After the 2 or 3 applications, there may not be additional benefit from applying a topical steroid more than once daily. Steroids are absorbed at different rates depending on the skin thickness, the greatest being the eyelid and the genitals and the least, the palm and the sole of the hands and feet respectively.

Some very potent topical steroids which should be used cautiously are clobestasol propionate and bethamethasone dipropionate and these are found in more than 60% of the corticosteroid creams we use today.

Other potent ones are betamethasone valerate, methylprednisolone aceponate, diflucortolone valerate, moderate or mild ones are clobetasone butyrate, triamcinolone acetonide, hydrocortisone and hydrocortisone acetate.

It is thus important to take time to check which of these or more are present in those creams, ointment and lotions you apply in the corner of your room all in a bid to look unblemished.
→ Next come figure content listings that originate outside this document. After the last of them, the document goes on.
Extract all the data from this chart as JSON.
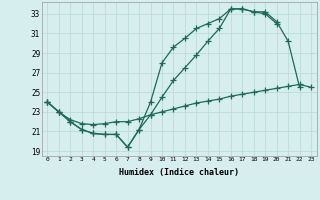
{
  "title": "",
  "xlabel": "Humidex (Indice chaleur)",
  "bg_color": "#d6eeee",
  "grid_color": "#b8d8d8",
  "line_color": "#1a6b5a",
  "xlim": [
    -0.5,
    23.5
  ],
  "ylim": [
    18.5,
    34.2
  ],
  "yticks": [
    19,
    21,
    23,
    25,
    27,
    29,
    31,
    33
  ],
  "xticks": [
    0,
    1,
    2,
    3,
    4,
    5,
    6,
    7,
    8,
    9,
    10,
    11,
    12,
    13,
    14,
    15,
    16,
    17,
    18,
    19,
    20,
    21,
    22,
    23
  ],
  "line1_x": [
    0,
    1,
    2,
    3,
    4,
    5,
    6,
    7,
    8,
    9,
    10,
    11,
    12,
    13,
    14,
    15,
    16,
    17,
    18,
    19,
    20,
    21,
    22
  ],
  "line1_y": [
    24.0,
    23.0,
    22.0,
    21.2,
    20.8,
    20.7,
    20.7,
    19.4,
    21.2,
    24.0,
    28.0,
    29.6,
    30.5,
    31.5,
    32.0,
    32.5,
    33.5,
    33.5,
    33.2,
    33.2,
    32.2,
    30.2,
    25.5
  ],
  "line2_x": [
    0,
    1,
    2,
    3,
    4,
    5,
    6,
    7,
    8,
    9,
    10,
    11,
    12,
    13,
    14,
    15,
    16,
    17,
    18,
    19,
    20
  ],
  "line2_y": [
    24.0,
    23.0,
    22.0,
    21.2,
    20.8,
    20.7,
    20.7,
    19.4,
    21.2,
    22.7,
    24.5,
    26.2,
    27.5,
    28.8,
    30.2,
    31.5,
    33.5,
    33.5,
    33.2,
    33.0,
    32.0
  ],
  "line3_x": [
    0,
    1,
    2,
    3,
    4,
    5,
    6,
    7,
    8,
    9,
    10,
    11,
    12,
    13,
    14,
    15,
    16,
    17,
    18,
    19,
    20,
    21,
    22,
    23
  ],
  "line3_y": [
    24.0,
    23.0,
    22.2,
    21.8,
    21.7,
    21.8,
    22.0,
    22.0,
    22.3,
    22.7,
    23.0,
    23.3,
    23.6,
    23.9,
    24.1,
    24.3,
    24.6,
    24.8,
    25.0,
    25.2,
    25.4,
    25.6,
    25.8,
    25.5
  ]
}
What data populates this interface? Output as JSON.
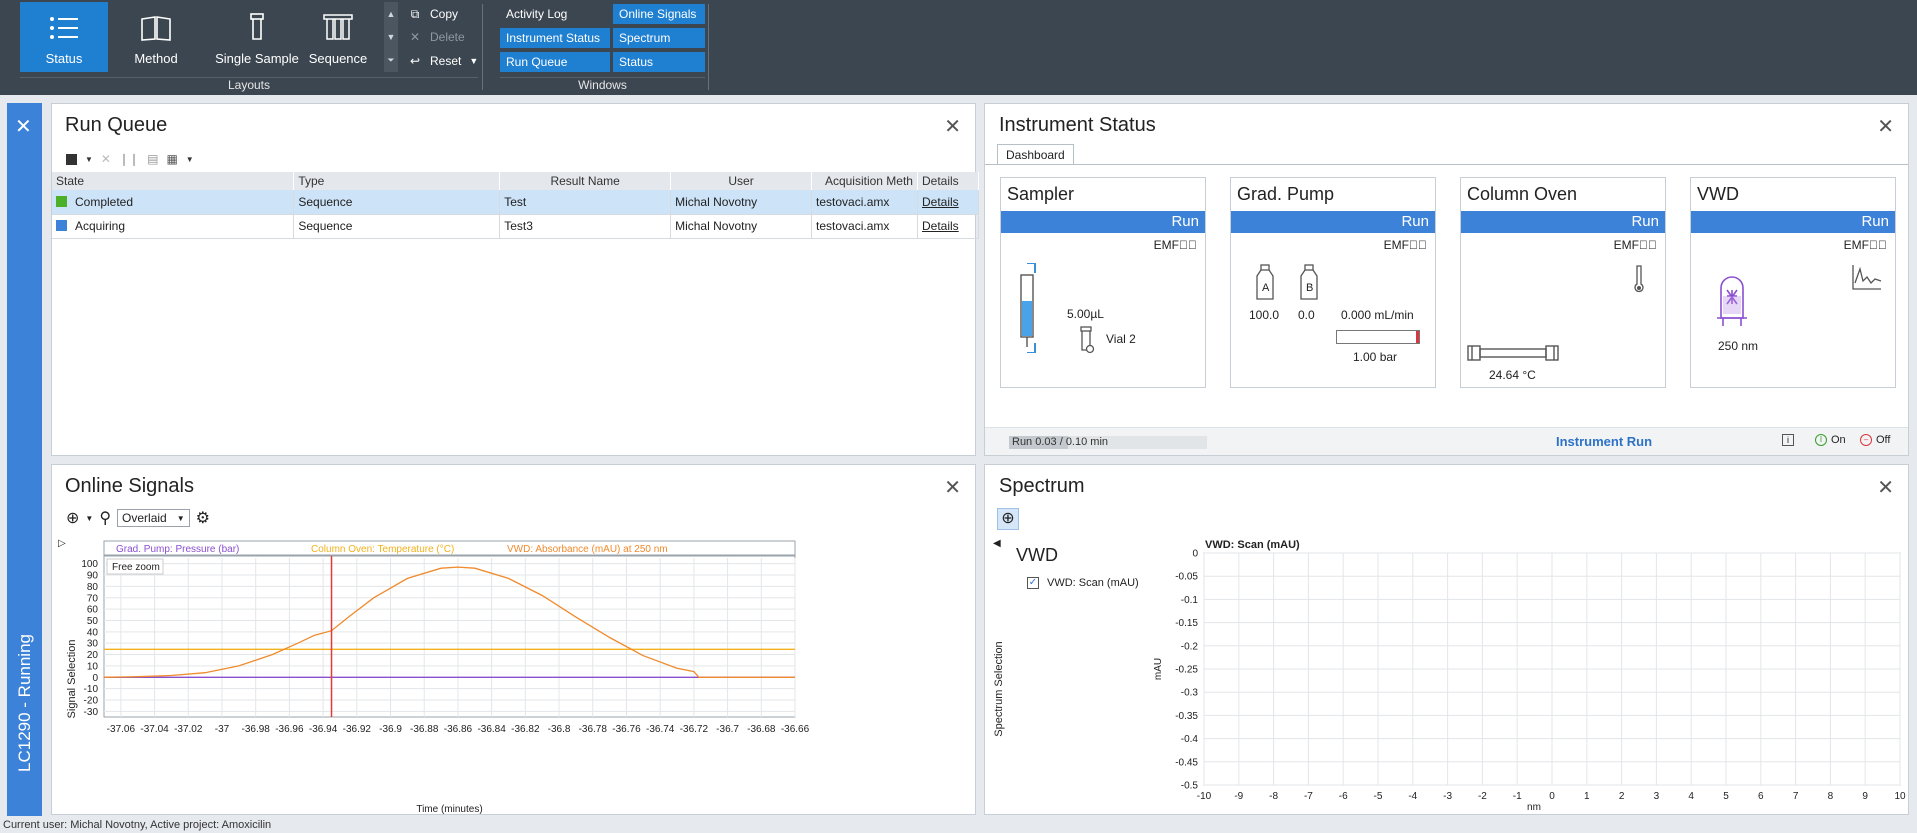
{
  "ribbon": {
    "layouts": [
      {
        "label": "Status",
        "icon": "status-list-icon",
        "active": true
      },
      {
        "label": "Method",
        "icon": "method-book-icon",
        "active": false
      },
      {
        "label": "Single Sample",
        "icon": "vial-icon",
        "active": false
      },
      {
        "label": "Sequence",
        "icon": "sequence-vials-icon",
        "active": false
      }
    ],
    "actions": [
      {
        "label": "Copy",
        "icon": "copy-icon",
        "enabled": true
      },
      {
        "label": "Delete",
        "icon": "delete-icon",
        "enabled": false
      },
      {
        "label": "Reset",
        "icon": "reset-icon",
        "enabled": true
      }
    ],
    "layouts_group_label": "Layouts",
    "windows": [
      {
        "label": "Activity Log",
        "on": false
      },
      {
        "label": "Online Signals",
        "on": true
      },
      {
        "label": "Instrument Status",
        "on": true
      },
      {
        "label": "Spectrum",
        "on": true
      },
      {
        "label": "Run Queue",
        "on": true
      },
      {
        "label": "Status",
        "on": true
      }
    ],
    "windows_group_label": "Windows"
  },
  "rail": {
    "label": "LC1290 - Running",
    "accent": "#3c82d8"
  },
  "run_queue": {
    "title": "Run Queue",
    "columns": [
      "State",
      "Type",
      "Result Name",
      "User",
      "Acquisition Meth",
      "Details"
    ],
    "rows": [
      {
        "state": "Completed",
        "state_color": "#4caf28",
        "type": "Sequence",
        "result": "Test",
        "user": "Michal Novotny",
        "method": "testovaci.amx",
        "details": "Details",
        "selected": true
      },
      {
        "state": "Acquiring",
        "state_color": "#3c82d8",
        "type": "Sequence",
        "result": "Test3",
        "user": "Michal Novotny",
        "method": "testovaci.amx",
        "details": "Details",
        "selected": false
      }
    ]
  },
  "instrument_status": {
    "title": "Instrument Status",
    "tab": "Dashboard",
    "modules": [
      {
        "name": "Sampler",
        "state": "Run",
        "emf": "EMF",
        "volume": "5.00µL",
        "vial": "Vial 2"
      },
      {
        "name": "Grad. Pump",
        "state": "Run",
        "emf": "EMF",
        "a_label": "A",
        "b_label": "B",
        "a_value": "100.0",
        "b_value": "0.0",
        "flow": "0.000 mL/min",
        "pressure": "1.00 bar"
      },
      {
        "name": "Column Oven",
        "state": "Run",
        "emf": "EMF",
        "temperature": "24.64 °C"
      },
      {
        "name": "VWD",
        "state": "Run",
        "emf": "EMF",
        "wavelength": "250 nm"
      }
    ],
    "progress_text": "Run 0.03 / 0.10 min",
    "progress_fraction": 0.3,
    "footer_status": "Instrument Run",
    "on_label": "On",
    "off_label": "Off",
    "colors": {
      "status_blue": "#2e72c8",
      "on_green": "#3a9d2b",
      "off_red": "#d9363e"
    }
  },
  "online_signals": {
    "title": "Online Signals",
    "mode": "Overlaid",
    "side_label": "Signal Selection",
    "free_zoom": "Free zoom",
    "legend": [
      {
        "name": "Grad. Pump: Pressure (bar)",
        "color": "#8a4fd1"
      },
      {
        "name": "Column Oven: Temperature (°C)",
        "color": "#f2b21c"
      },
      {
        "name": "VWD: Absorbance (mAU) at 250 nm",
        "color": "#f08a2c"
      }
    ],
    "chart_data": {
      "type": "line",
      "xlabel": "Time (minutes)",
      "xlim": [
        -37.07,
        -36.66
      ],
      "ylim": [
        -35,
        105
      ],
      "xticks": [
        "-37.06",
        "-37.04",
        "-37.02",
        "-37",
        "-36.98",
        "-36.96",
        "-36.94",
        "-36.92",
        "-36.9",
        "-36.88",
        "-36.86",
        "-36.84",
        "-36.82",
        "-36.8",
        "-36.78",
        "-36.76",
        "-36.74",
        "-36.72",
        "-36.7",
        "-36.68",
        "-36.66"
      ],
      "yticks": [
        "100",
        "90",
        "80",
        "70",
        "60",
        "50",
        "40",
        "30",
        "20",
        "10",
        "0",
        "-10",
        "-20",
        "-30"
      ],
      "cursor_x": -36.935,
      "series": [
        {
          "name": "Grad. Pump: Pressure (bar)",
          "color": "#8a4fd1",
          "x": [
            -37.07,
            -36.66
          ],
          "y": [
            0,
            0
          ]
        },
        {
          "name": "Column Oven: Temperature (°C)",
          "color": "#f2b21c",
          "x": [
            -37.07,
            -36.66
          ],
          "y": [
            24.64,
            24.64
          ]
        },
        {
          "name": "VWD: Absorbance (mAU) at 250 nm",
          "color": "#f08a2c",
          "x": [
            -37.07,
            -37.05,
            -37.03,
            -37.01,
            -36.99,
            -36.97,
            -36.955,
            -36.945,
            -36.935,
            -36.925,
            -36.91,
            -36.89,
            -36.87,
            -36.86,
            -36.85,
            -36.83,
            -36.81,
            -36.79,
            -36.77,
            -36.75,
            -36.73,
            -36.72,
            -36.717,
            -36.7,
            -36.66
          ],
          "y": [
            0,
            0.5,
            1.5,
            4,
            10,
            20,
            30,
            37,
            41,
            53,
            70,
            87,
            96,
            97,
            96,
            87,
            72,
            53,
            35,
            19,
            8,
            5,
            0,
            0,
            0
          ]
        }
      ]
    }
  },
  "spectrum": {
    "title": "Spectrum",
    "side_label": "Spectrum Selection",
    "group_label": "VWD",
    "item_label": "VWD: Scan (mAU)",
    "item_checked": true,
    "chart_data": {
      "type": "line",
      "title": "VWD: Scan (mAU)",
      "xlabel": "nm",
      "ylabel": "mAU",
      "xlim": [
        -10,
        10
      ],
      "ylim": [
        -0.5,
        0
      ],
      "xticks": [
        "-10",
        "-9",
        "-8",
        "-7",
        "-6",
        "-5",
        "-4",
        "-3",
        "-2",
        "-1",
        "0",
        "1",
        "2",
        "3",
        "4",
        "5",
        "6",
        "7",
        "8",
        "9",
        "10"
      ],
      "yticks": [
        "0",
        "-0.05",
        "-0.1",
        "-0.15",
        "-0.2",
        "-0.25",
        "-0.3",
        "-0.35",
        "-0.4",
        "-0.45",
        "-0.5"
      ],
      "series": []
    }
  },
  "statusbar": {
    "text": "Current user: Michal Novotny, Active project: Amoxicilin"
  }
}
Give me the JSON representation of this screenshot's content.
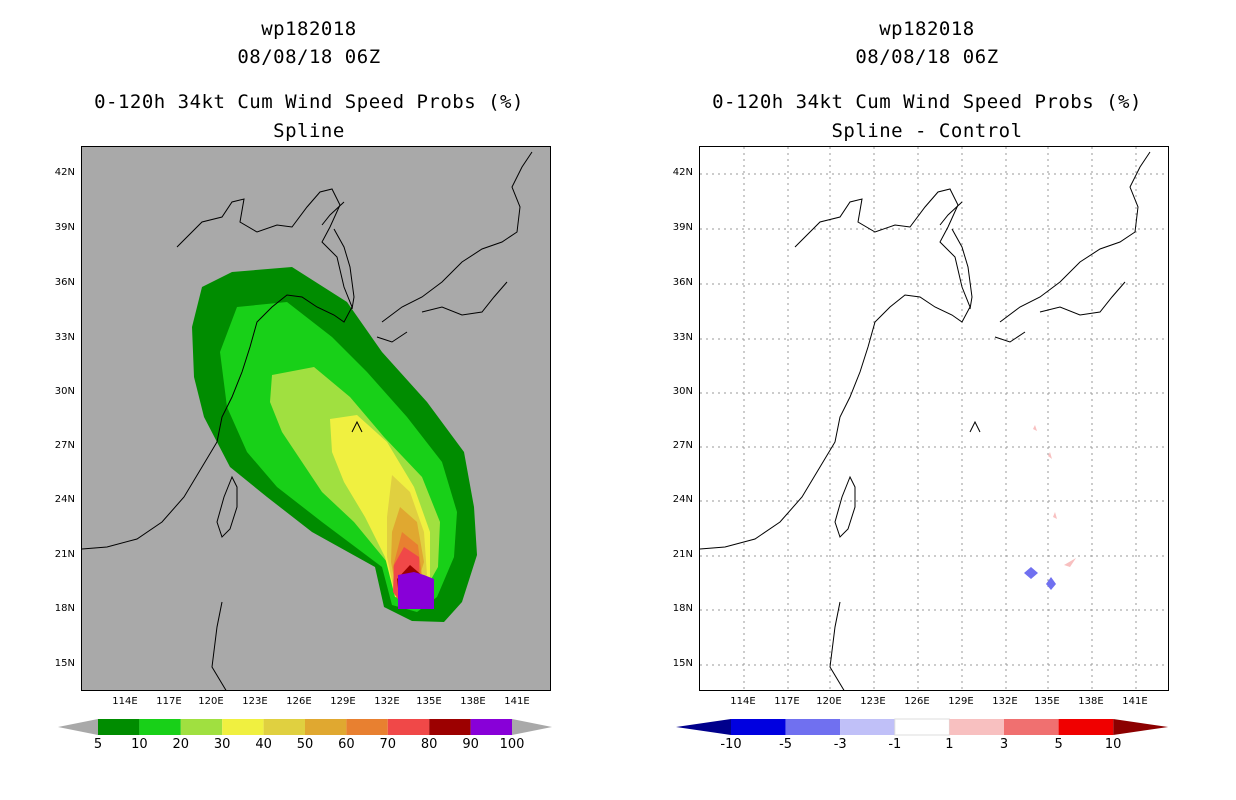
{
  "left": {
    "storm_id": "wp182018",
    "datetime": "08/08/18 06Z",
    "product": "0-120h 34kt Cum Wind Speed Probs (%)",
    "subtitle": "Spline",
    "colorbar": {
      "colors": [
        "#008c00",
        "#18d018",
        "#a0e040",
        "#f0f040",
        "#e0d040",
        "#e0a830",
        "#e88030",
        "#f04848",
        "#9c0000",
        "#8800d8"
      ],
      "labels": [
        "5",
        "10",
        "20",
        "30",
        "40",
        "50",
        "60",
        "70",
        "80",
        "90",
        "100"
      ]
    }
  },
  "right": {
    "storm_id": "wp182018",
    "datetime": "08/08/18 06Z",
    "product": "0-120h 34kt Cum Wind Speed Probs (%)",
    "subtitle": "Spline - Control",
    "colorbar": {
      "colors": [
        "#0000e0",
        "#7070f0",
        "#c0c0f8",
        "#ffffff",
        "#f8c0c0",
        "#f07070",
        "#f00000"
      ],
      "end_low": "#00008c",
      "end_high": "#8c0000",
      "labels": [
        "-10",
        "-5",
        "-3",
        "-1",
        "1",
        "3",
        "5",
        "10"
      ]
    }
  },
  "axes": {
    "lat_labels": [
      "42N",
      "39N",
      "36N",
      "33N",
      "30N",
      "27N",
      "24N",
      "21N",
      "18N",
      "15N"
    ],
    "lon_labels": [
      "114E",
      "117E",
      "120E",
      "123E",
      "126E",
      "129E",
      "132E",
      "135E",
      "138E",
      "141E"
    ]
  }
}
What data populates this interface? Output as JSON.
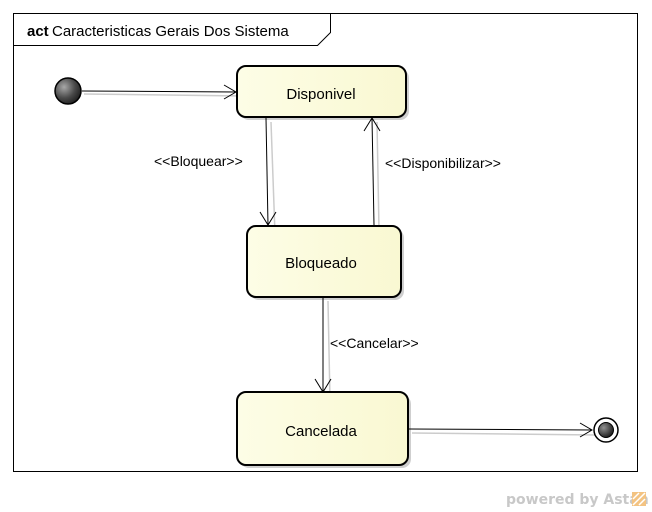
{
  "frame": {
    "keyword": "act",
    "title": "Caracteristicas Gerais Dos Sistema"
  },
  "states": {
    "disponivel": "Disponivel",
    "bloqueado": "Bloqueado",
    "cancelada": "Cancelada"
  },
  "transitions": {
    "bloquear": "<<Bloquear>>",
    "disponibilizar": "<<Disponibilizar>>",
    "cancelar": "<<Cancelar>>"
  },
  "watermark": {
    "text": "powered by Astah"
  },
  "colors": {
    "state_fill": "#fdfde0",
    "line": "#000000",
    "watermark_text": "#c8c8c8",
    "watermark_logo": "#f0a040"
  }
}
Topical steroids remain the first-line treatment for infected eczema, they can also be applied on inflamed skin, this is usually once daily and especially at night for a duration ranging from 5 days to about 3 weeks, after which it is usually stopped or the strength or frequency of application is reduced.

Most reported effects of long term use of topical steroids especially for very potent ones are skin thinning, stretch marks, enlarged blood vessels, localized increased hair thickness, tearing of the skin among others. These are often aggravated when the steroids are not appropriately used for their indicated skin conditions.

They can also mask, cause or worsen skin infections such as impetigo, tinea, dermatitis and folliculitis. It has also been discovered that some highly potent topical steroids when used for too long has a tendency of being absorbed systemically and such users are at a risk of diabetes disease. Yes, Diabetes!

It is often said that, “Looking good is good business” but trying to look “good” at all cost can actually cost you more in the long run. It is all a function of how you see yourself.

Beauty they say lies in the eye of the beholder, but you are actually the first spectator of yourself.

What do you see each time you look into the mirror? As for me, I know I am wonderfully made. What about you? Cheers.